Single by Blake Shelton

from the album Texoma Shore
- Released: January 29, 2018
- Genre: Country
- Length: 3:39
- Label: Warner Bros. Nashville
- Songwriters: Rhett Akins; Ashley Gorley; Ben Hayslip; Ross Copperman;
- Producer: Scott Hendricks

Blake Shelton singles chronology
| "You Make It Feel Like Christmas" (2017) | "I Lived It" (2018) | "Turnin' Me On" (2018) |

= I Lived It =

"I Lived It" is a song written by Rhett Akins, Ashley Gorley, Ben Hayslip, and Ross Copperman and recorded by American country music singer Blake Shelton. It was released in January 2018 as the second single from Shelton's 2017 album Texoma Shore.

==Content==
"I Lived It" features a nostalgic look at the narrator's childhood. Shelton told The Boot that the song "really stands out to everybody as maybe the best song on the album".

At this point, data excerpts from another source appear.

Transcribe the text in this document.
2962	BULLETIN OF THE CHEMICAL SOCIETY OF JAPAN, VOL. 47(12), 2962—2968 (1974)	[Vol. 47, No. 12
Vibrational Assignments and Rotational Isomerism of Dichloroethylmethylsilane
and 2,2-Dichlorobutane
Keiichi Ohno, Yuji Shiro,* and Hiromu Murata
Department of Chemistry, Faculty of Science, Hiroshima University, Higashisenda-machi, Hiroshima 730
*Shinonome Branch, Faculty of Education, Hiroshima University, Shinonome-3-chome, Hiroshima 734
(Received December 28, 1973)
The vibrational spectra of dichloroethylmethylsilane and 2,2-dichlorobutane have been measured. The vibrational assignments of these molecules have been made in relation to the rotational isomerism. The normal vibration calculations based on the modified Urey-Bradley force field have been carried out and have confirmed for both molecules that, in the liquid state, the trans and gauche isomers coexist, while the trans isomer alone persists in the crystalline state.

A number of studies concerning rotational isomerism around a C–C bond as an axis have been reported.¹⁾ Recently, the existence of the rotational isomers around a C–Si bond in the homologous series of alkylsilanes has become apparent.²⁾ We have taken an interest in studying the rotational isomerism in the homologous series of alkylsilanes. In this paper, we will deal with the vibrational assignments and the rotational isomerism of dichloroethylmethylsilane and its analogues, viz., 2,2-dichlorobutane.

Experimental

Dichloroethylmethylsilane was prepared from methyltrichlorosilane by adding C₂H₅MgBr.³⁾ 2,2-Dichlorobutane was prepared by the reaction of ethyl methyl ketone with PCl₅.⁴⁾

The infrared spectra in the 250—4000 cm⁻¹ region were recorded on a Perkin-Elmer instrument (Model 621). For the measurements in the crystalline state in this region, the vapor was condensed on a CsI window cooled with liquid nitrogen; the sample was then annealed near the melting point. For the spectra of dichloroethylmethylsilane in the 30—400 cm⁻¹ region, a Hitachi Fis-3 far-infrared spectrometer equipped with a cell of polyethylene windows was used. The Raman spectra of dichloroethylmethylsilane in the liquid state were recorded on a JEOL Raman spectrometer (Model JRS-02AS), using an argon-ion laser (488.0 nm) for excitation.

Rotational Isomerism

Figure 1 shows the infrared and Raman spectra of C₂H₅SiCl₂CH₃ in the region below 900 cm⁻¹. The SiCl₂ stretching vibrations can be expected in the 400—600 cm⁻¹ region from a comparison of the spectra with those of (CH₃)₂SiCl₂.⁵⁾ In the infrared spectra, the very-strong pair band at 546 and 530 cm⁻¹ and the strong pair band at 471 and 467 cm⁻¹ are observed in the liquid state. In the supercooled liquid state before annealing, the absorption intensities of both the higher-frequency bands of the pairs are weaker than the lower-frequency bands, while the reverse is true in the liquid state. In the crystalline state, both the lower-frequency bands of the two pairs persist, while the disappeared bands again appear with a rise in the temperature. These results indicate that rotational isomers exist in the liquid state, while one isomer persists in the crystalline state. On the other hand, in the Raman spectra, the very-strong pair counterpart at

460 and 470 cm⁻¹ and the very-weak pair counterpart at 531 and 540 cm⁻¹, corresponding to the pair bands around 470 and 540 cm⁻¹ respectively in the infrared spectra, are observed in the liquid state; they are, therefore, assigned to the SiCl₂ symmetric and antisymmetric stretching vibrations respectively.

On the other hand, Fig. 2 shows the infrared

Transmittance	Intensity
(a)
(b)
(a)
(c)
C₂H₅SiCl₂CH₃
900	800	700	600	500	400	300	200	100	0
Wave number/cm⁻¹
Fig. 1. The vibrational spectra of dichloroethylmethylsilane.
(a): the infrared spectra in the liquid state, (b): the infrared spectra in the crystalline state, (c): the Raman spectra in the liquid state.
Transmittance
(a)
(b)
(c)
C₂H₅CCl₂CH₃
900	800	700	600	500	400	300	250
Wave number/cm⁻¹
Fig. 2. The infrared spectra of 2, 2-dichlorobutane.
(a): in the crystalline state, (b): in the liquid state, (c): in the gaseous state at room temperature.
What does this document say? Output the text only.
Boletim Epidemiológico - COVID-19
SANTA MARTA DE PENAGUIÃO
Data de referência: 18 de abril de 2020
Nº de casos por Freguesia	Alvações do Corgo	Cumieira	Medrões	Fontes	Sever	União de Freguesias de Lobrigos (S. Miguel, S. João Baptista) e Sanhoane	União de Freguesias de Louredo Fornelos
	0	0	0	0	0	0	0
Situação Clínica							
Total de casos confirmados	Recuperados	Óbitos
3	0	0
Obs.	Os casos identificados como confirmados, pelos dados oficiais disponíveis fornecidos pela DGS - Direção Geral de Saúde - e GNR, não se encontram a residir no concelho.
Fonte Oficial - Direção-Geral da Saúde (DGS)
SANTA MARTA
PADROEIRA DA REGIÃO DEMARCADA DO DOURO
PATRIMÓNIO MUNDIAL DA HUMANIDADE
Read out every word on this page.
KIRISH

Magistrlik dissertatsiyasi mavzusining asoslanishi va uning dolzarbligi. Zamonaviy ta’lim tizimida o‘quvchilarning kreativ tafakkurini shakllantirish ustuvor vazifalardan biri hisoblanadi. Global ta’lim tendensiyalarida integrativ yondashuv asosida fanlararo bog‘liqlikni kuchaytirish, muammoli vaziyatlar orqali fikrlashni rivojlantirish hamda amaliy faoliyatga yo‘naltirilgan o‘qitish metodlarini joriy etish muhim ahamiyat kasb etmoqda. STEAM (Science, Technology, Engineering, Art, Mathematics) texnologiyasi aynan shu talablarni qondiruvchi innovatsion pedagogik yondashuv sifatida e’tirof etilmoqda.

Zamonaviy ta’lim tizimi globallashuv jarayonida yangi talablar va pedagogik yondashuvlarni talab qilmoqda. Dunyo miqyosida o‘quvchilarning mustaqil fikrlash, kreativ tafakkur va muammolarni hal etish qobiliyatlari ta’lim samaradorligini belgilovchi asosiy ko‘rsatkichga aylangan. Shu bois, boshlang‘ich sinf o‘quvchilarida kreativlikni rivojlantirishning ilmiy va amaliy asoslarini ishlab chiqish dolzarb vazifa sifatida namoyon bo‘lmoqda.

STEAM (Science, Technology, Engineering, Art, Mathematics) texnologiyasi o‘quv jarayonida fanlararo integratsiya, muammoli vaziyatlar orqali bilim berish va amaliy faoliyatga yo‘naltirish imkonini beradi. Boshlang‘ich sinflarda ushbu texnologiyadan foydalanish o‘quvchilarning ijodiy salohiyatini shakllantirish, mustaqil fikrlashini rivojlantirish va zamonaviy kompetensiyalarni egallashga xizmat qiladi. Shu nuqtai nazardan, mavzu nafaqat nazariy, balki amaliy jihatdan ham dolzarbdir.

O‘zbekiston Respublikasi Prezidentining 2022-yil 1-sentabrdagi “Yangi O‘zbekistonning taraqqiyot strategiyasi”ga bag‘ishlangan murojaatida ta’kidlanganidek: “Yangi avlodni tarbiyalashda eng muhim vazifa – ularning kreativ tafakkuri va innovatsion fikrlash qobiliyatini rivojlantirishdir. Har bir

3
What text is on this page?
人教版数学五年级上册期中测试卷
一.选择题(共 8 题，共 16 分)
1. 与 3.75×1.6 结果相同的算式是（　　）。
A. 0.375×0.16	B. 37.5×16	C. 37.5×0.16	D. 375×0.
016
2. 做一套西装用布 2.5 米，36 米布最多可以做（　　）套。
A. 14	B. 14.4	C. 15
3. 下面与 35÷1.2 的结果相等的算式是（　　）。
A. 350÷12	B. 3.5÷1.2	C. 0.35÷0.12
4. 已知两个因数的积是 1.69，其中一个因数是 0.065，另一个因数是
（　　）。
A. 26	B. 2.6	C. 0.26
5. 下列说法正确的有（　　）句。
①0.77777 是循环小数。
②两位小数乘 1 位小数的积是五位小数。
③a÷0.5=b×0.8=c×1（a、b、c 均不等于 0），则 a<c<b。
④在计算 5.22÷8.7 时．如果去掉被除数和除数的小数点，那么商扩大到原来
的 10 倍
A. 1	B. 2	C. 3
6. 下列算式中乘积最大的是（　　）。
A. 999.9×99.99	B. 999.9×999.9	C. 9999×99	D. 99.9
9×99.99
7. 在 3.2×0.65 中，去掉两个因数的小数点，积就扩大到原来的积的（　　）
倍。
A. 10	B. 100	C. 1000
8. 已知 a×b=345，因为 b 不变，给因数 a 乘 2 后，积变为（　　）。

==Commercial performance==
The song peaked at No. 3 on the Country Airplay chart for chart dated June 30, 2018. The song has sold 153,000 copies in the United States as of June 2018. It was certified Gold by the RIAA on July 31, 2019 for 500,000 units in sales and streams.

==Music video==
The accompanying music video for this song features photographs from Shelton's childhood and teenage years, interspersed with flashbacks and footage of Blake performing. It was filmed north of Los Angeles, CA, and directed by Adam Rothlein.

==Charts==

===Weekly charts===

Weekly chart performance for "I Lived It"
| Chart (2018) | Peak position |
|---|---|
| Canada Digital Song Sales (Billboard) | 35 |
| US Billboard Hot 100 | 63 |
| US Country Airplay (Billboard) | 3 |
| US Hot Country Songs (Billboard) | 8 |

===Year-end charts===

Year=end chart performance for "I Lived It"
| Chart (2018) | Position |
|---|---|
| US Country Airplay (Billboard) | 18 |
| US Hot Country Songs (Billboard) | 27 |
| US Radio Songs (Billboard) | 71 |

==Certifications==

| Region | Certification | Certified units/sales |
| Canada (Music Canada) | Gold | 40,000^{‡} |
| United States (RIAA) | Gold | 500,000^{‡} / 153,000 |
^{‡} Sales+streaming figures based on certification alone.